There’s recently been a lot of fuss (including on some philosophy blogs) about a short paper by Sarah-Jane Leslie et al., that purports to show that “women are under-represented in fields whose practitioners believe that raw, innate talent is the main requirement for success because women are stereotyped as not possessing that talent.” NB the ‘because’.
The methodology looked more than a bit dodgy to me when I glanced at the paper, for the discussion seems rather short on comparisons against alternative causal hypotheses. So you’d have thought that philosophers would have been more circumspect, rather than rushing immediately to conclude e.g. “Maybe now we can all finally stop talking about who’s smart”. Really?

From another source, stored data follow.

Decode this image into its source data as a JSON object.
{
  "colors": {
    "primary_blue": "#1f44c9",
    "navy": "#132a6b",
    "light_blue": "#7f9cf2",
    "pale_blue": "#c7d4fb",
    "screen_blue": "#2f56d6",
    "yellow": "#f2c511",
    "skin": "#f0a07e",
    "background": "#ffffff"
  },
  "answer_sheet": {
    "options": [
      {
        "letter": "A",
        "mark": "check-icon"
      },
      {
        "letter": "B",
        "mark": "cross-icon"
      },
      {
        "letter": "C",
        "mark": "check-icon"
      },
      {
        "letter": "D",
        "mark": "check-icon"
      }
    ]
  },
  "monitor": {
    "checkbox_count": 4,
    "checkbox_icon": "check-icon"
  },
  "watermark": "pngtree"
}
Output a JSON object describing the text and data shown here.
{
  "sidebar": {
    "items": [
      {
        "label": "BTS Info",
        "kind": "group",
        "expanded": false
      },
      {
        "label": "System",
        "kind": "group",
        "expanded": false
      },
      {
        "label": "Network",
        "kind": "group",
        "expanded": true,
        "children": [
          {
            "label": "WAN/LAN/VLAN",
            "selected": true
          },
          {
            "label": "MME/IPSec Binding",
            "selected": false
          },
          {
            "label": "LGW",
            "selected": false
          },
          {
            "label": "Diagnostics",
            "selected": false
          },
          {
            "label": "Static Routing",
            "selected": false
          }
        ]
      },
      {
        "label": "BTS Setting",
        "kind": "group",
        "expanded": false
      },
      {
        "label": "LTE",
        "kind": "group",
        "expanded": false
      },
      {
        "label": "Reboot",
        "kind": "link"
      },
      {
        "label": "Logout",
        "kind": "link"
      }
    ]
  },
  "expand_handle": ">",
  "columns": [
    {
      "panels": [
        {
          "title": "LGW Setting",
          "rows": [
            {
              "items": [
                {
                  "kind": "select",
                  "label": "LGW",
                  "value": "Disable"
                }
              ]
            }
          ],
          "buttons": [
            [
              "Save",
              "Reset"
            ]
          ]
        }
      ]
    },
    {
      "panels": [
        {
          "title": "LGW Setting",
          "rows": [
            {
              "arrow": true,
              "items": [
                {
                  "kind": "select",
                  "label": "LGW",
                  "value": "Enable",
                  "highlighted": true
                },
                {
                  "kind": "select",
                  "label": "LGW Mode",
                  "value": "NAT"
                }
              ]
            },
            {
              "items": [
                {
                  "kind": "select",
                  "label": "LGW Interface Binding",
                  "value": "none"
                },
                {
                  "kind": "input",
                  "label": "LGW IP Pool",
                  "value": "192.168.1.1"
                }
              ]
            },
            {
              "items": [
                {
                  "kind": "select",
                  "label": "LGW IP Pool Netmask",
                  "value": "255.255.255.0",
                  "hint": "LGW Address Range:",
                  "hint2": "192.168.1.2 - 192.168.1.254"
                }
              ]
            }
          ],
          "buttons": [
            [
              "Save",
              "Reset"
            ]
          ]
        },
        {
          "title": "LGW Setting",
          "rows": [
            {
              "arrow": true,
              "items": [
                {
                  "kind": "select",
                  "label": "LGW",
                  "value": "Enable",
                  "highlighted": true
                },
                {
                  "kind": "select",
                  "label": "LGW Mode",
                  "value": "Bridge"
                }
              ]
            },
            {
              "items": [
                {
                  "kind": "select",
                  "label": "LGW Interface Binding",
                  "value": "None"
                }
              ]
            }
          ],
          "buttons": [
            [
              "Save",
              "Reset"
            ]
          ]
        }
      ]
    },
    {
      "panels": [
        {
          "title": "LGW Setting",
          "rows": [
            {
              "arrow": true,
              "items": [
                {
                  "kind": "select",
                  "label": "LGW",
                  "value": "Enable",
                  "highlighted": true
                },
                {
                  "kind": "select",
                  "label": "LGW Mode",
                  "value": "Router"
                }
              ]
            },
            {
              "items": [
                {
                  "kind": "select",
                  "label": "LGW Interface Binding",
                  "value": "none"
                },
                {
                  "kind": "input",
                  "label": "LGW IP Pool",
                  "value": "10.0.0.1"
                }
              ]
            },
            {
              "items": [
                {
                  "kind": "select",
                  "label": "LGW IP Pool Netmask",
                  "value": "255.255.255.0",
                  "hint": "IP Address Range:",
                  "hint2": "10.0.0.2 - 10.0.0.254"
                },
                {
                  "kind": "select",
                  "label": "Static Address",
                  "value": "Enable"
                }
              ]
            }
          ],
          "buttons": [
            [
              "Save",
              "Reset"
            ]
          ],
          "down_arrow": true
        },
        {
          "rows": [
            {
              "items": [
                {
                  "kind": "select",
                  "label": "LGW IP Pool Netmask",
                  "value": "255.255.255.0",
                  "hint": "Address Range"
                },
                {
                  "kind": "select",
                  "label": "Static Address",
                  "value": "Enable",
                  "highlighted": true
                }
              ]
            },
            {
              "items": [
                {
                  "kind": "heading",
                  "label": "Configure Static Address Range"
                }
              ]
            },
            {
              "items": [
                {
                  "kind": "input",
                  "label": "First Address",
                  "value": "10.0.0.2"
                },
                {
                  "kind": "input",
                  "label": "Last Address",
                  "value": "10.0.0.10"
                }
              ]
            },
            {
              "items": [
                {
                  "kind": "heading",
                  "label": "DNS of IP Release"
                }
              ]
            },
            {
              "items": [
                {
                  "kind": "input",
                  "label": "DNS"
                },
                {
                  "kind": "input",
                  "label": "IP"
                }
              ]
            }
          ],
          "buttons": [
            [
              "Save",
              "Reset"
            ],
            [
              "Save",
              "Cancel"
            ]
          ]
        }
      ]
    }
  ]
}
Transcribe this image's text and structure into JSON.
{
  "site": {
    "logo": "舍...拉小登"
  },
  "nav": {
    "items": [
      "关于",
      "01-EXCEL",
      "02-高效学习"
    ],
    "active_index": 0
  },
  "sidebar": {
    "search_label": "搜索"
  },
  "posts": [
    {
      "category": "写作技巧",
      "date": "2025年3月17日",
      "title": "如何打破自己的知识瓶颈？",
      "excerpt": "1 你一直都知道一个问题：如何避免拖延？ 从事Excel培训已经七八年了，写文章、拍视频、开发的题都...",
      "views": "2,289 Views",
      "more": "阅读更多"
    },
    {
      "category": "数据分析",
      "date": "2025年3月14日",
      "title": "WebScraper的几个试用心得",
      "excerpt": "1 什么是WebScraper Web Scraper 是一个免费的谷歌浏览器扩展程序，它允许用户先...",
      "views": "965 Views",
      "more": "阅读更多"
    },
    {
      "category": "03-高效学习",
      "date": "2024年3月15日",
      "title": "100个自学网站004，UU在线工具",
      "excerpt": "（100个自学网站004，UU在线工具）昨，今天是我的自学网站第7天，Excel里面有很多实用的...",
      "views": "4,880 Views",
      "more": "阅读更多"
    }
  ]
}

But what do I know, old fogey that I am?
Well, actually a little more than I did know, having now read this seemingly excellent sceptical statistical analysis of the Leslie paper, which strikes me as rather — what’s the word I’m searching for? — … “smart”, perhaps. [Added: there is now an extensive comments thread on that analysis, which raises some interesting issues. But one thing is clear; rushing to conclude that the Leslie paper nails it, or shows that we should ‘finally stop talking’ about this or that, is more than a little premature.]
It may be that lots of people think Leslie et al “showed” this, and the author of the analysis you linked to apparently believes that the paper purports to show this, but the paper itself doesn’t. It hypothesizes this as a possible cause, after considering and rejecting other potential causes. It is also not concerned at all with how “smart” people think you have to be to succeed in a given field, but with to what extent you have a “special field-specific ability that just can’t be taught.”
Well said indeed.
In response to
“So you’d have thought that philosophers would have been more circumspect, rather than rushing immediately to conclude”,
let me only say that we should never underestimate the desire of persons of any background to confirm fervidly to political correctness! It is a social norm of immense power that it would seem few have the courage to break free of.
I think it’s questionable that the smoking analogy actually illustrates “the basic principle behind Leslie et al”; and it seemed to me that the “sceptical statistical analysis” continued in a similarly tendentious vein after that.